By Jullie Y. Daza
DO people who read newspapers also read books?
If your answer is yes, this is for you.
“The world’s biggest book sale” at low, low prices is coming to Manila with two million books gathered on one flat floor – no stairs – from Feb. 16 to 25 at the World Trade Center, 24 hours each day of the sale, admission free.
Big Bad Wolf, as the event is called – “huff and puff and blow away” the high prices of books, named after the beast that tried to devour Little Red Riding Hood – has been wildly successful in Malaysia, where it started in 2009, and in Indonesia and Sri Lanka, too. Traffic jams at midnight marked its impact in Kuala Lumpur; this book feast could well be a bigger success in Manila, where Filipinos enjoy the reputation of being the most English-literate readers in Southeast Asia (with a few publishers in Filipino invited to participate).The lure of shopping with a suitcase to hunt for books across all genres, fiction and nonfiction, with 30,000 titles to choose from, speaks volumes and chapters and pages to bookworms. Forty-two cashiers will be on the floor to handle 50,000 book lovers expected every 24 hours.
Miguel Mercado, marketing head for BBW Manila, said the fair, on its first edition here, was conceived last July with Andrew Yap and Jackie Ng of KL. Shipping, unloading 50 containers, and finding a temporary home for their cargo was a logistical problem. Not only are our exhibit halls too few or not large enough, only SMX and WTC are accessible to forklifts because they have no stairs. In contrast, Bangkok has humongous halls with double the space at half the rent. What was no problem was pricing the books at 60 to 80 percent less their cover prices – they were acquired from publishers with massive overruns.

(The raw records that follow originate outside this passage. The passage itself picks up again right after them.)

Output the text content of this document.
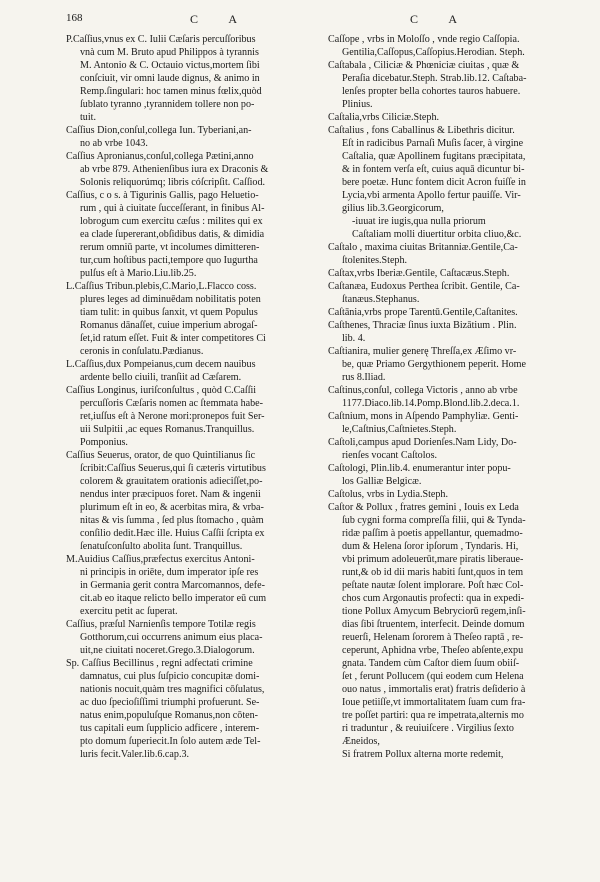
168	C A	C A
P.Caſſius,vnus ex C. Iulii Cæſaris percuſſoribus
vnà cum M. Bruto apud Philippos à tyrannis
M. Antonio & C. Octauio victus,mortem ſibi
conſciuit, vir omni laude dignus, & animo in
Remp.ſingulari: hoc tamen minus fœlix,quòd
ſublato tyranno ,tyrannidem tollere non po-
tuit.
Caſſius Dion,conſul,collega Iun. Tyberiani,an-
no ab vrbe 1043.
Caſſius Apronianus,conſul,collega Pætini,anno
ab vrbe 879. Athenienſibus iura ex Draconis &
Solonis reliquorúmq; libris cóſcripſit. Caſſiod.
Caſſius, c o s. à Tigurinis Gallis, pago Heluetio-
rum , qui à ciuitate ſucceſſerant, in finibus Al-
lobrogum cum exercitu cæſus : milites qui ex
ea clade ſupererant,obſidibus datis, & dimidia
rerum omniū parte, vt incolumes dimitteren-
tur,cum hoſtibus pacti,tempore quo Iugurtha
pulſus eſt à Mario.Liu.lib.25.
L.Caſſius Tribun.plebis,C.Mario,L.Flacco coss.
plures leges ad diminuēdam nobilitatis poten
tiam tulit: in quibus ſanxit, vt quem Populus
Romanus dānaſſet, cuiue imperium abrogaſ-
ſet,id ratum eſſet. Fuit & inter competitores Ci
ceronis in conſulatu.Pædianus.
L.Caſſius,dux Pompeianus,cum decem nauibus
ardente bello ciuili, tranſiit ad Cæſarem.
Caſſius Longinus, iuriſconſultus , quòd C.Caſſii
percuſſoris Cæſaris nomen ac ſtemmata habe-
ret,iuſſus eſt à Nerone mori:pronepos fuit Ser-
uii Sulpitii ,ac eques Romanus.Tranquillus.
Pomponius.
Caſſius Seuerus, orator, de quo Quintilianus ſic
ſcribit:Caſſius Seuerus,qui ſi cæteris virtutibus
colorem & grauitatem orationis adieciſſet,po-
nendus inter præcipuos foret. Nam & ingenii
plurimum eſt in eo, & acerbitas mira, & vrba-
nitas & vis ſumma , ſed plus ſtomacho , quàm
conſilio dedit.Hæc ille. Huius Caſſii ſcripta ex
ſenatuſconſulto abolita ſunt. Tranquillus.
M.Auidius Caſſius,præfectus exercitus Antoni-
ni principis in oriēte, dum imperator ipſe res
in Germania gerit contra Marcomannos, defe-
cit.ab eo itaque relicto bello imperator eū cum
exercitu petit ac ſuperat.
Caſſius, præſul Narnienſis tempore Totilæ regis
Gotthorum,cui occurrens animum eius placa-
uit,ne ciuitati noceret.Grego.3.Dialogorum.
Sp. Caſſius Becillinus , regni adfectati crimine
damnatus, cui plus ſuſpicio concupitæ domi-
nationis nocuit,quàm tres magnifici cōſulatus,
ac duo ſpecioſiſſimi triumphi profuerunt. Se-
natus enim,populuſque Romanus,non cōten-
tus capitali eum ſupplicio adficere , interem-
pto domum ſuperiecit.In ſolo autem æde Tel-
luris fecit.Valer.lib.6.cap.3.
Caſſope , vrbs in Moloſſo , vnde regio Caſſopia.
Gentilia,Caſſopus,Caſſopius.Herodian. Steph.
Caſtabala , Ciliciæ & Phœniciæ ciuitas , quæ &
Peraſia dicebatur.Steph. Strab.lib.12. Caſtaba-
lenſes propter bella cohortes tauros habuere.
Plinius.
Caſtalia,vrbs Ciliciæ.Steph.
Caſtalius , fons Caballinus & Libethris dicitur.
Eſt in radicibus Parnaſi Muſis ſacer, à virgine
Caſtalia, quæ Apollinem fugitans præcipitata,
& in fontem verſa eſt, cuius aquā dicuntur bi-
bere poetæ. Hunc fontem dicit Acron fuiſſe in
Lycia,vbi armenta Apollo fertur pauiſſe. Vir-
gilius lib.3.Georgicorum,
-iuuat ire iugis,qua nulla priorum
Caſtaliam molli diuertitur orbita cliuo,&c.
Caſtalo , maxima ciuitas Britanniæ.Gentile,Ca-
ſtolenites.Steph.
Caſtax,vrbs Iberiæ.Gentile, Caſtacæus.Steph.
Caſtanæa, Eudoxus Perthea ſcribit. Gentile, Ca-
ſtanæus.Stephanus.
Caſtānia,vrbs prope Tarentū.Gentile,Caſtanites.
Caſthenes, Thraciæ ſinus iuxta Bizātium . Plin.
lib. 4.
Caſtianira, mulier generę Threſſa,ex Æſimo vr-
be, quæ Priamo Gergythionem peperit. Home
rus 8.Iliad.
Caſtinus,conſul, collega Victoris , anno ab vrbe
1177.Diaco.lib.14.Pomp.Blond.lib.2.deca.1.
Caſtnium, mons in Aſpendo Pamphyliæ. Genti-
le,Caſtnius,Caſtnietes.Steph.
Caſtoli,campus apud Dorienſes.Nam Lidy, Do-
rienſes vocant Caſtolos.
Caſtologi, Plin.lib.4. enumerantur inter popu-
los Galliæ Belgicæ.
Caſtolus, vrbs in Lydia.Steph.
Caſtor & Pollux , fratres gemini , Iouis ex Leda
ſub cygni forma compreſſa filii, qui & Tynda-
ridæ paſſim à poetis appellantur, quemadmo-
dum & Helena ſoror ipſorum , Tyndaris. Hi,
vbi primum adoleuerūt,mare piratis liberaue-
runt,& ob id dii maris habiti ſunt,quos in tem
peſtate nautæ ſolent implorare. Poſt hæc Col-
chos cum Argonautis profecti: qua in expedi-
tione Pollux Amycum Bebryciorū regem,inſi-
dias ſibi ſtruentem, interfecit. Deinde domum
reuerſi, Helenam ſororem à Theſeo raptā , re-
ceperunt, Aphidna vrbe, Theſeo abſente,expu
gnata. Tandem cùm Caſtor diem ſuum obiiſ-
ſet , ferunt Pollucem (qui eodem cum Helena
ouo natus , immortalis erat) fratris deſiderio à
Ioue petiiſſe,vt immortalitatem ſuam cum fra-
tre poſſet partiri: qua re impetrata,alternis mo
ri traduntur , & reuiuiſcere . Virgilius ſexto
Æneidos,
Si fratrem Pollux alterna morte redemit,
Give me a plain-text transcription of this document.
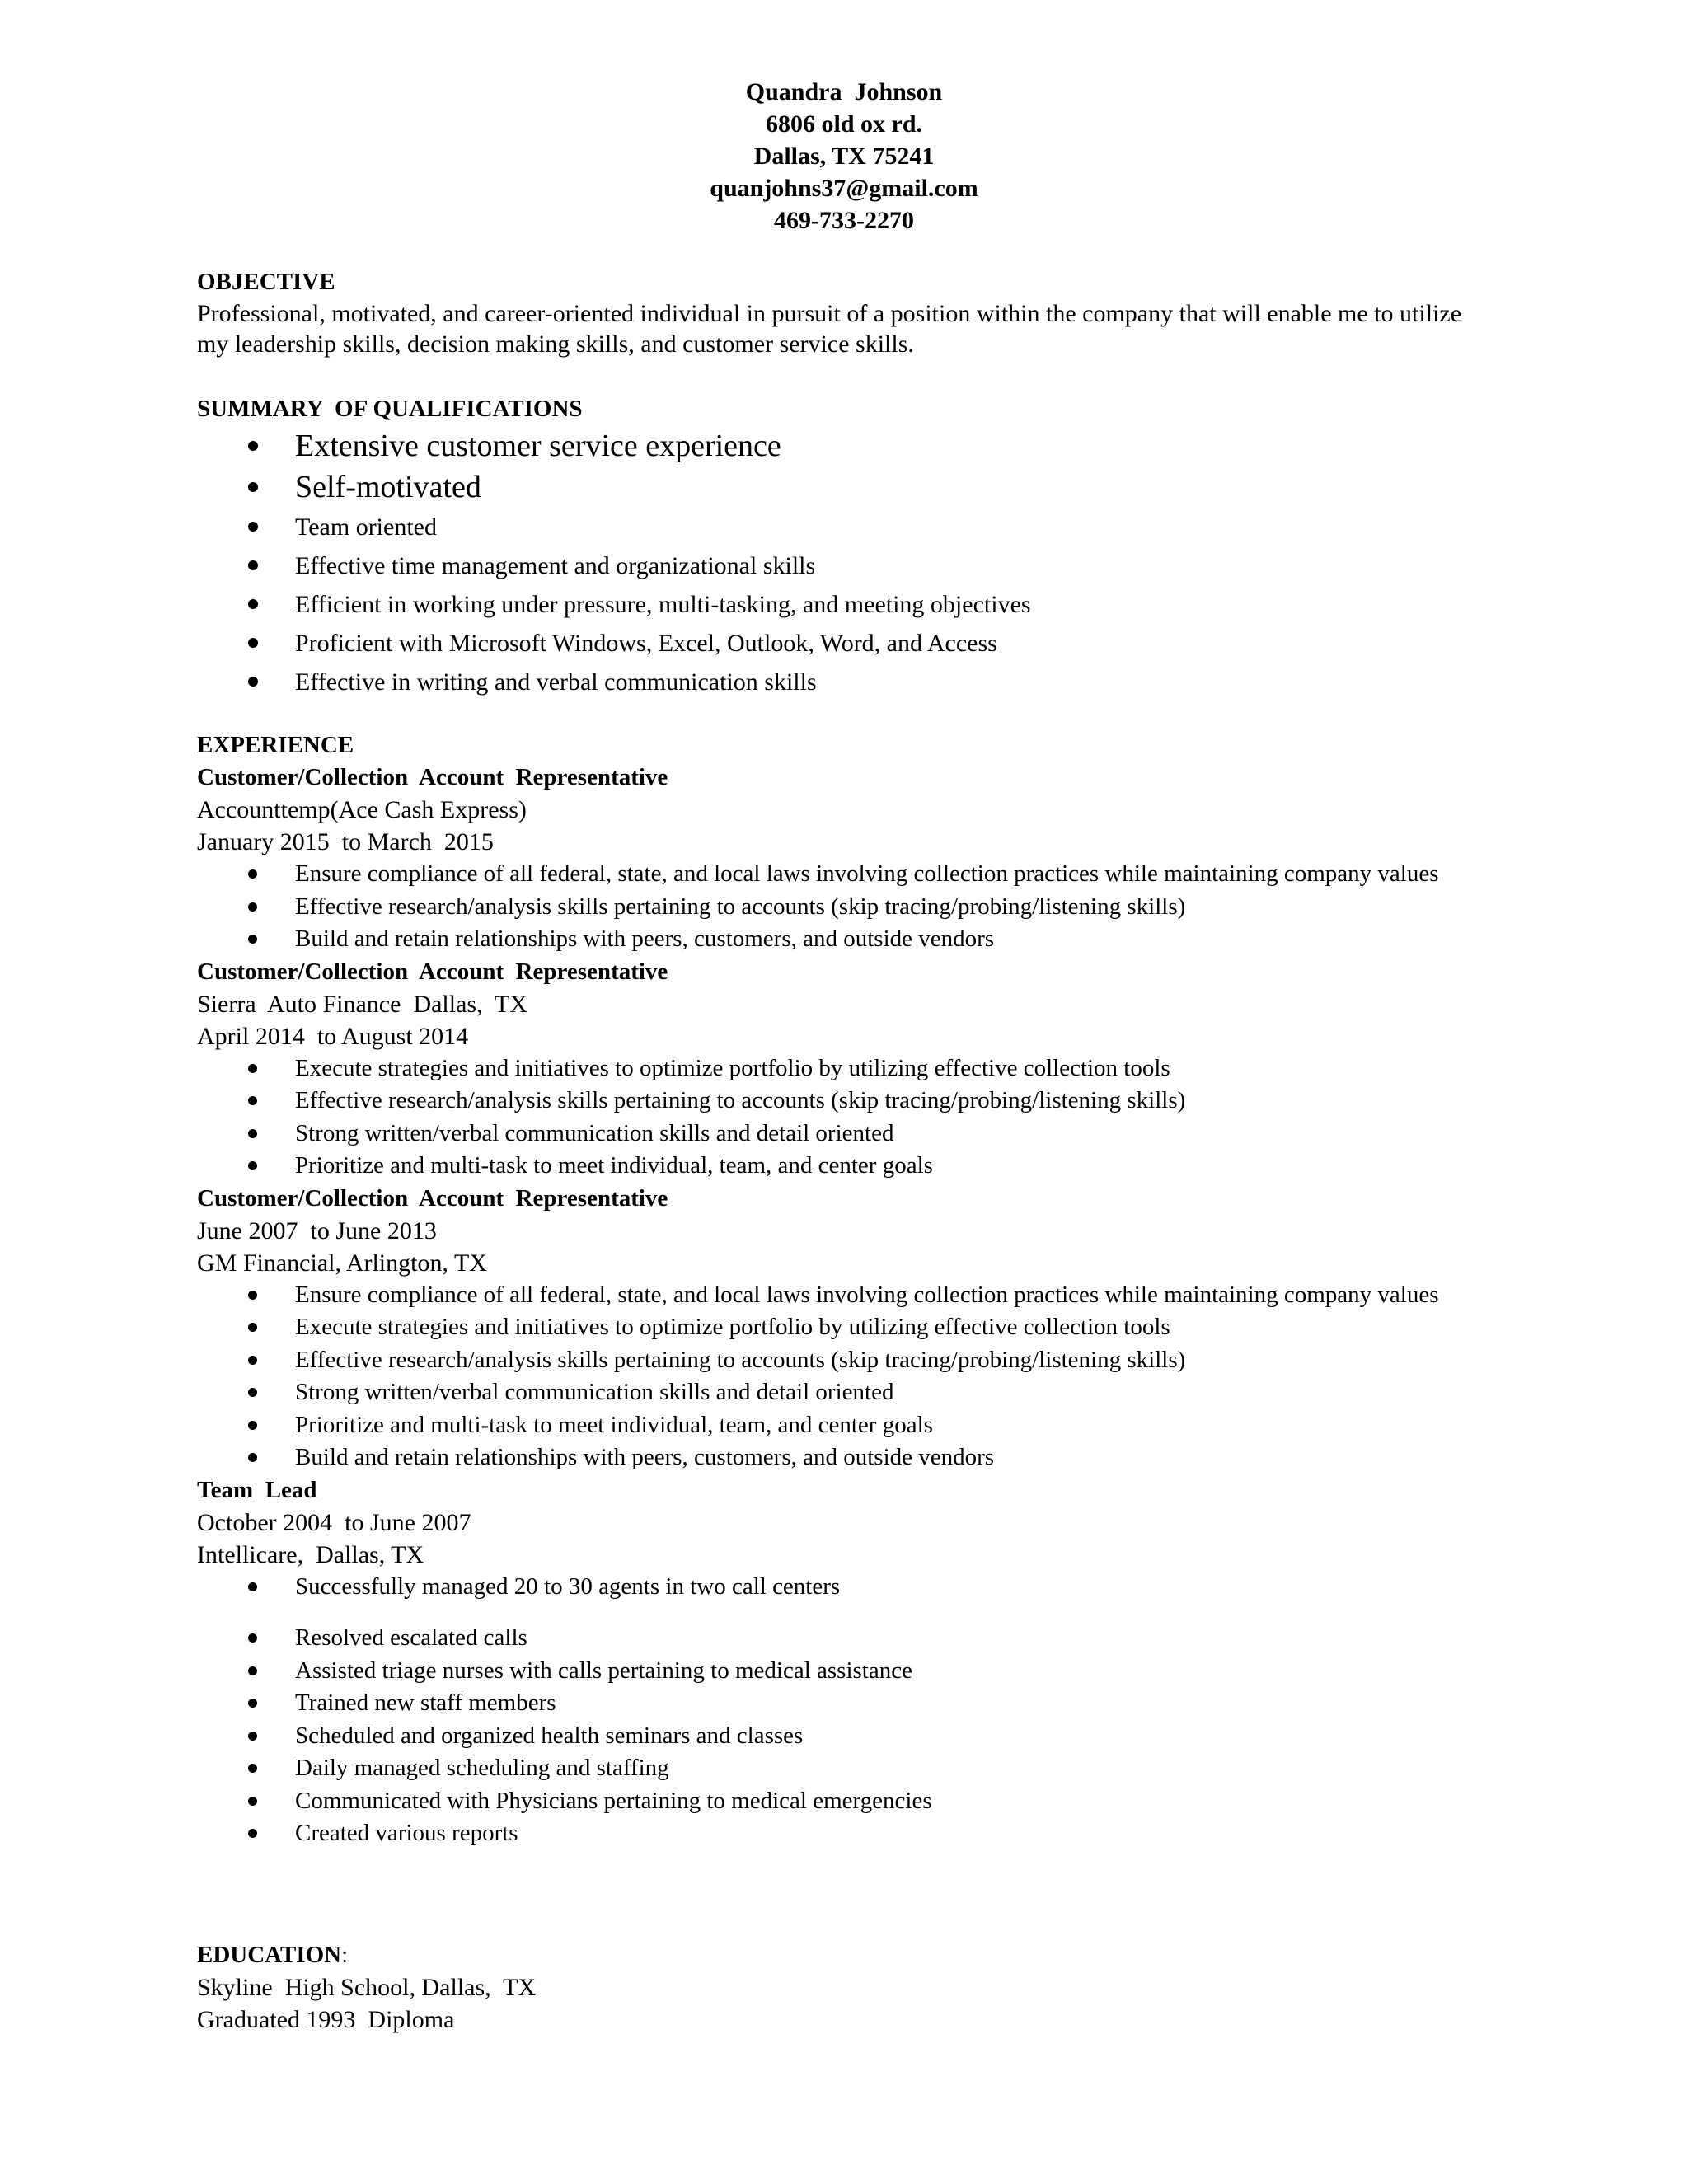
Quandra  Johnson
6806 old ox rd.
Dallas, TX 75241
quanjohns37@gmail.com
469-733-2270
OBJECTIVE
Professional, motivated, and career-oriented individual in pursuit of a position within the company that will enable me to utilize my leadership skills, decision making skills, and customer service skills.
SUMMARY  OF QUALIFICATIONS
Extensive customer service experience
Self-motivated
Team oriented
Effective time management and organizational skills
Efficient in working under pressure, multi-tasking, and meeting objectives
Proficient with Microsoft Windows, Excel, Outlook, Word, and Access
Effective in writing and verbal communication skills
EXPERIENCE
Customer/Collection  Account  Representative
Accounttemp(Ace Cash Express)
January 2015  to March  2015
Ensure compliance of all federal, state, and local laws involving collection practices while maintaining company values
Effective research/analysis skills pertaining to accounts (skip tracing/probing/listening skills)
Build and retain relationships with peers, customers, and outside vendors
Customer/Collection  Account  Representative
Sierra  Auto Finance  Dallas,  TX
April 2014  to August 2014
Execute strategies and initiatives to optimize portfolio by utilizing effective collection tools
Effective research/analysis skills pertaining to accounts (skip tracing/probing/listening skills)
Strong written/verbal communication skills and detail oriented
Prioritize and multi-task to meet individual, team, and center goals
Customer/Collection  Account  Representative
June 2007  to June 2013
GM Financial, Arlington, TX
Ensure compliance of all federal, state, and local laws involving collection practices while maintaining company values
Execute strategies and initiatives to optimize portfolio by utilizing effective collection tools
Effective research/analysis skills pertaining to accounts (skip tracing/probing/listening skills)
Strong written/verbal communication skills and detail oriented
Prioritize and multi-task to meet individual, team, and center goals
Build and retain relationships with peers, customers, and outside vendors
Team  Lead
October 2004  to June 2007
Intellicare,  Dallas, TX
Successfully managed 20 to 30 agents in two call centers
Resolved escalated calls
Assisted triage nurses with calls pertaining to medical assistance
Trained new staff members
Scheduled and organized health seminars and classes
Daily managed scheduling and staffing
Communicated with Physicians pertaining to medical emergencies
Created various reports
EDUCATION:
Skyline  High School, Dallas,  TX
Graduated 1993  Diploma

Unlike Manny Sison’s widely popular Book Sale’s previously owned books, Wolf’s appetite would be satisfied only with brand-new books. Besides targeting part of the proceeds for Gawad Kalinga, the goal of BBW is to create or rediscover for readers the thrill of holding a “physical” book made of paper between their hands and feeling its texture, smelling the ink and fiber, and getting lost within the words and worlds contained between the covers.